Marco Agioloni ténor
Filippo Mineccia alto
Michele Mignone basse
Il Groviglio, dir. Stéphane Fuget
Extraits d’oeuvres de Händel, Vivaldi, A. Scarlatti, Caldara, Sarro.
1CD Pan Classics, février 2022
Les récitals consacrés à un chanteur ou une chanteuse du passé sont souvent intéressants et émouvants en ceci qu’ils redonnent vie non seulement à une figure du chant, mais aussi, sans doute, à une technique ou un style dont les seuls échos qui nous soient parvenus sont d’éventuels témoignages écrits glanés à la suite de concerts ou représentations d’opéras. Bien sûr, cette « résurrection » reste en grande partie sujette à caution, et l’on ne saura jamais quelles étaient véritablement les couleurs du timbre de tel chanteur, ou quelles étaient les caractéristiques précises de sa technique vocale. Mais enfin l’expérience, même lacunaire, reste riche d’enseignements et est forcément vectrice d’émotions dans l’illusion qu’elle donne de faire revivre les gloires du passé. Le présent enregistrement n’échappe pas à la règle : l’impression d’avoir côtoyé Annibale Fabbri (1696-1760) à l’issue du programme proposé est réelle, et permet de nous faire une idée d’un art qui devait se caractériser avant tout par une capacité à traduire vocalement les émotions les plus diverses, une technique hors pair permettant au ténor d’exécuter sans difficulté les vocalises les plus périlleuses, enfin un ambitus très large.

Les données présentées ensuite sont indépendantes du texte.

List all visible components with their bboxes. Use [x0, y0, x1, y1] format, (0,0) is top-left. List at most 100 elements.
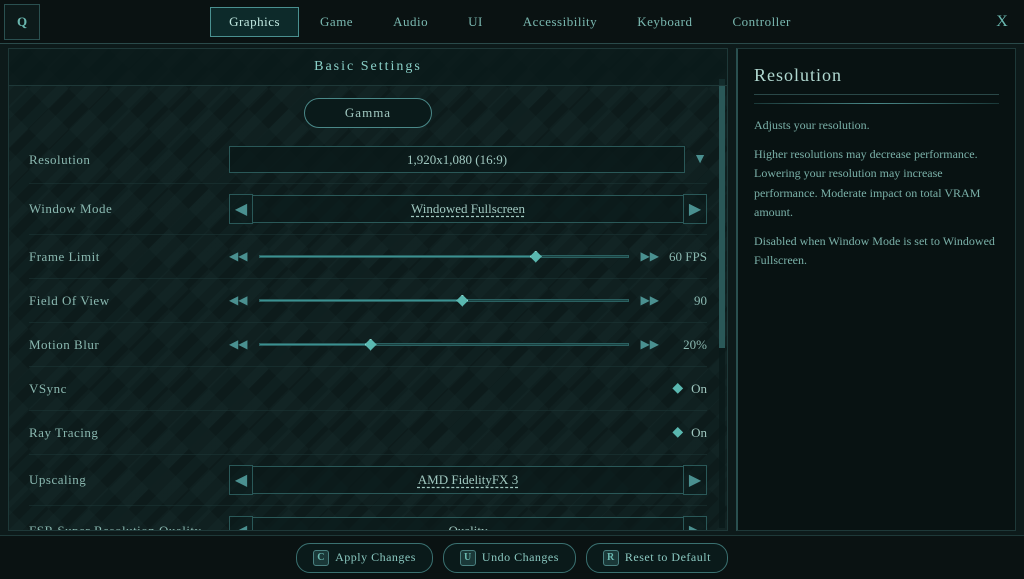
info-text-2: Higher resolutions may decrease performa… — [754, 145, 999, 222]
vsync-toggle[interactable]: ◆ On — [229, 380, 707, 397]
motion-blur-decrease[interactable]: ◀◀ — [229, 337, 247, 352]
reset-key-icon: R — [603, 550, 619, 566]
tab-keyboard[interactable]: Keyboard — [618, 7, 711, 37]
reset-default-button[interactable]: R Reset to Default — [586, 543, 728, 573]
frame-limit-value: 60 FPS — [667, 249, 707, 265]
window-mode-value: Windowed Fullscreen — [253, 195, 683, 223]
panel-title: Basic Settings — [9, 49, 727, 86]
top-nav: Q Graphics Game Audio UI Accessibility K… — [0, 0, 1024, 44]
resolution-dropdown-arrow[interactable]: ▼ — [693, 152, 707, 168]
fov-label: Field Of View — [29, 293, 229, 309]
apply-changes-button[interactable]: C Apply Changes — [296, 543, 433, 573]
info-text-3: Disabled when Window Mode is set to Wind… — [754, 232, 999, 270]
fsr-value: Quality — [253, 517, 683, 531]
motion-blur-thumb[interactable] — [365, 339, 377, 351]
motion-blur-increase[interactable]: ▶▶ — [641, 337, 659, 352]
apply-key-icon: C — [313, 550, 329, 566]
info-panel-title: Resolution — [754, 65, 999, 95]
fsr-label: FSR Super Resolution Quality — [29, 523, 229, 531]
upscaling-prev[interactable]: ◀ — [229, 465, 253, 495]
fov-increase[interactable]: ▶▶ — [641, 293, 659, 308]
fsr-control: ◀ Quality ▶ — [229, 516, 707, 531]
resolution-control: 1,920x1,080 (16:9) ▼ — [229, 146, 707, 173]
fov-slider-container: ◀◀ ▶▶ 90 — [229, 291, 707, 311]
tab-ui[interactable]: UI — [449, 7, 502, 37]
upscaling-row: Upscaling ◀ AMD FidelityFX 3 ▶ — [29, 455, 707, 506]
nav-tabs: Graphics Game Audio UI Accessibility Key… — [40, 7, 980, 37]
apply-label: Apply Changes — [335, 550, 416, 565]
fov-thumb[interactable] — [456, 295, 468, 307]
motion-blur-fill — [260, 344, 370, 345]
ray-tracing-diamond-icon: ◆ — [672, 424, 683, 441]
tab-controller[interactable]: Controller — [713, 7, 809, 37]
info-panel-divider — [754, 103, 999, 104]
tab-graphics[interactable]: Graphics — [210, 7, 299, 37]
tab-game[interactable]: Game — [301, 7, 372, 37]
frame-limit-thumb[interactable] — [530, 251, 542, 263]
upscaling-label: Upscaling — [29, 472, 229, 488]
motion-blur-track-bg[interactable] — [259, 343, 628, 346]
window-mode-prev[interactable]: ◀ — [229, 194, 253, 224]
vsync-row: VSync ◆ On — [29, 367, 707, 411]
frame-limit-row: Frame Limit ◀◀ ▶▶ 60 FPS — [29, 235, 707, 279]
upscaling-control: ◀ AMD FidelityFX 3 ▶ — [229, 465, 707, 495]
tab-audio[interactable]: Audio — [374, 7, 447, 37]
window-mode-label: Window Mode — [29, 201, 229, 217]
settings-list: Resolution 1,920x1,080 (16:9) ▼ Window M… — [9, 136, 727, 531]
fsr-row: FSR Super Resolution Quality ◀ Quality ▶ — [29, 506, 707, 531]
frame-limit-label: Frame Limit — [29, 249, 229, 265]
frame-limit-decrease[interactable]: ◀◀ — [229, 249, 247, 264]
tab-accessibility[interactable]: Accessibility — [504, 7, 616, 37]
resolution-label: Resolution — [29, 152, 229, 168]
vsync-value: On — [691, 381, 707, 397]
frame-limit-increase[interactable]: ▶▶ — [641, 249, 659, 264]
frame-limit-slider-container: ◀◀ ▶▶ 60 FPS — [229, 247, 707, 267]
q-key-button[interactable]: Q — [4, 4, 40, 40]
frame-limit-control: ◀◀ ▶▶ 60 FPS — [229, 247, 707, 267]
gamma-section: Gamma — [9, 86, 727, 136]
motion-blur-value: 20% — [667, 337, 707, 353]
vsync-diamond-icon: ◆ — [672, 380, 683, 397]
main-layout: Basic Settings Gamma Resolution 1,920x1,… — [0, 44, 1024, 535]
gamma-button[interactable]: Gamma — [304, 98, 432, 128]
vsync-label: VSync — [29, 381, 229, 397]
motion-blur-label: Motion Blur — [29, 337, 229, 353]
vsync-control: ◆ On — [229, 380, 707, 397]
upscaling-next[interactable]: ▶ — [683, 465, 707, 495]
ray-tracing-row: Ray Tracing ◆ On — [29, 411, 707, 455]
info-text-1: Adjusts your resolution. — [754, 116, 999, 135]
fsr-selector: ◀ Quality ▶ — [229, 516, 707, 531]
window-mode-row: Window Mode ◀ Windowed Fullscreen ▶ — [29, 184, 707, 235]
info-panel-text: Adjusts your resolution. Higher resoluti… — [754, 116, 999, 270]
motion-blur-slider-container: ◀◀ ▶▶ 20% — [229, 335, 707, 355]
ray-tracing-label: Ray Tracing — [29, 425, 229, 441]
window-mode-selector: ◀ Windowed Fullscreen ▶ — [229, 194, 707, 224]
info-panel: Resolution Adjusts your resolution. High… — [736, 48, 1016, 531]
motion-blur-row: Motion Blur ◀◀ ▶▶ 20% — [29, 323, 707, 367]
fov-track-bg[interactable] — [259, 299, 628, 302]
fov-decrease[interactable]: ◀◀ — [229, 293, 247, 308]
resolution-row: Resolution 1,920x1,080 (16:9) ▼ — [29, 136, 707, 184]
reset-label: Reset to Default — [625, 550, 711, 565]
settings-panel: Basic Settings Gamma Resolution 1,920x1,… — [8, 48, 728, 531]
fov-control: ◀◀ ▶▶ 90 — [229, 291, 707, 311]
ray-tracing-control: ◆ On — [229, 424, 707, 441]
fov-row: Field Of View ◀◀ ▶▶ 90 — [29, 279, 707, 323]
fsr-prev[interactable]: ◀ — [229, 516, 253, 531]
undo-label: Undo Changes — [482, 550, 559, 565]
window-mode-control: ◀ Windowed Fullscreen ▶ — [229, 194, 707, 224]
undo-key-icon: U — [460, 550, 476, 566]
frame-limit-track-bg[interactable] — [259, 255, 628, 258]
fov-track — [259, 291, 628, 311]
fsr-next[interactable]: ▶ — [683, 516, 707, 531]
frame-limit-track — [259, 247, 628, 267]
fov-value: 90 — [667, 293, 707, 309]
window-mode-next[interactable]: ▶ — [683, 194, 707, 224]
ray-tracing-toggle[interactable]: ◆ On — [229, 424, 707, 441]
upscaling-value: AMD FidelityFX 3 — [253, 466, 683, 494]
undo-changes-button[interactable]: U Undo Changes — [443, 543, 576, 573]
ray-tracing-value: On — [691, 425, 707, 441]
motion-blur-track — [259, 335, 628, 355]
resolution-dropdown[interactable]: 1,920x1,080 (16:9) — [229, 146, 685, 173]
close-button[interactable]: X — [984, 4, 1020, 40]
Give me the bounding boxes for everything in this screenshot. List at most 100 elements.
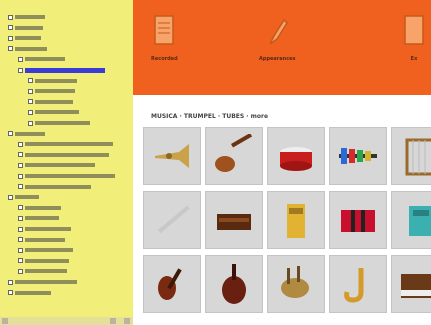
tree-item[interactable] <box>18 268 67 274</box>
tree-item-label <box>25 216 59 221</box>
tree-item-label <box>25 237 65 242</box>
tree-item[interactable] <box>8 35 41 41</box>
tree-item-label <box>25 269 67 274</box>
grid-tile[interactable] <box>267 255 325 313</box>
accordion-icon <box>341 210 375 232</box>
ex-button[interactable]: Ex <box>403 14 425 62</box>
saxophone-icon <box>344 268 364 303</box>
grid-tile[interactable] <box>143 191 201 249</box>
tree-item[interactable] <box>8 14 45 20</box>
tree-item-label <box>25 248 73 253</box>
tree-item[interactable] <box>8 25 43 31</box>
expand-toggle-icon[interactable] <box>18 237 23 243</box>
expand-toggle-icon[interactable] <box>28 99 33 105</box>
grid-tile[interactable] <box>391 127 431 185</box>
tree-item[interactable] <box>18 237 65 243</box>
case-icon <box>409 206 431 236</box>
expand-toggle-icon[interactable] <box>8 46 13 52</box>
scroll-thumb[interactable] <box>110 318 116 324</box>
expand-toggle-icon[interactable] <box>8 290 13 296</box>
expand-toggle-icon[interactable] <box>18 56 23 62</box>
horizontal-scrollbar[interactable] <box>0 317 133 325</box>
folder-tree-sidebar[interactable] <box>0 0 133 325</box>
tree-item[interactable] <box>8 290 51 296</box>
grid-tile[interactable] <box>143 127 201 185</box>
tree-item[interactable] <box>18 258 69 264</box>
violin-icon <box>158 268 182 300</box>
expand-toggle-icon[interactable] <box>28 109 33 115</box>
tree-item[interactable] <box>18 67 105 73</box>
tree-item[interactable] <box>28 120 90 126</box>
expand-toggle-icon[interactable] <box>18 215 23 221</box>
expand-toggle-icon[interactable] <box>18 226 23 232</box>
expand-toggle-icon[interactable] <box>8 279 13 285</box>
tree-item[interactable] <box>18 226 71 232</box>
tree-item-label <box>15 15 45 19</box>
recorded-label: Recorded <box>151 56 178 62</box>
scroll-right-button[interactable] <box>124 318 130 324</box>
expand-toggle-icon[interactable] <box>18 184 23 190</box>
tree-item[interactable] <box>8 46 47 52</box>
grid-tile[interactable] <box>267 191 325 249</box>
grid-tile[interactable] <box>267 127 325 185</box>
cello-icon <box>222 264 246 304</box>
harp-icon <box>405 138 431 176</box>
tree-item-label <box>15 195 39 200</box>
tree-item[interactable] <box>18 56 65 62</box>
expand-toggle-icon[interactable] <box>18 173 23 179</box>
tree-item[interactable] <box>28 99 73 105</box>
breadcrumb: MUSICA · TRUMPEL · TUBES · more <box>151 113 269 120</box>
tree-item[interactable] <box>8 131 45 137</box>
expand-toggle-icon[interactable] <box>8 194 13 200</box>
bagpipe-icon <box>281 266 309 298</box>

Autant de qualités dont fait montre Marco Angioloni : le jeune ténor affronte crânement les larges volutes de « La tiranna avversa sorte », aussi bien que la virtuosité ébouriffante de « La mia gloria ed il mio amore » (Arsilda, regina di Ponto de Vivaldi), de « Io pavento il tradimento » (Scarlatti, Telemaco) ou surtout de « Torrente cresciuto » (Händel, Porro, re dell’Indie). Les vocalises serrées de l’air de Berengario (Händel, Lotario) ou d’Osroa (Caldara, Adriano in Siria) sont par ailleurs portées par un souffle impressionnant, et le timbre garde une belle homogénéité sur l’ensemble de la tessiture, les deux extrêmes étant fréquemment sollicités (les graves en particulier, notamment dans le second air de Mentor dans le Telemaco de Scarlatti). Si la virtuosité est bien au-rendez-vous, la sensibilité ou la passion le sont également, avec la sollicitation d’un riche panel d’émotions, de l’amour (le duetto de L’incoronazione di Dario de Vivaldi) à la confiance tranquille (l’air d’Emilio dans Partenope de Händel), de la supplique (très beau « Cessa tiranno amore » du Dario de Vivaldi, avec violoncelle obligé) à l’introspection (premier air de Goffredo dans le Rinaldo de Händel), du ton martial (Lotario de Händel) à la totale sérénité (« Siamo prossimi al porto », Rinaldo).
Marco Angioloni est secondé, dans l’évocation de ces affects, par un Il Groviglio au mieux de sa forme, précis, coloré, capable de se montrer aussi bien incisif que tendre, langoureux, nuancé, comme dans la conclusion du très beau « Siamo prossimi al porto » de Rinaldo. Trois pages purement orchestrales permettent d’ailleurs d’apprécier tout le talent des instrumentistes, placés pour la circonstance sous la baguette sensible, dynamique, précise de Stéphane Fuget.
Ajoutons enfin que l’album a fait l’objet de soins très appréciables : outre le fait que le CD comporte huit pages enregistrées pour la première fois, notons que certains airs sont précédés de leurs récitatifs dans lesquels interviennent la basse Michele Mignone et le contre-ténor Filippo Mineccia, qui donne également la réplique à Marco Angioloni dans le duetto de L’incoronazione di Dario.
Autant de raisons d’effectuer cet émouvant voyage dans le temps, et dans l’art de celui qui fut, en un siècle surtout dominé par l’art des castrats, l’un des tout premiers ténors de son époque.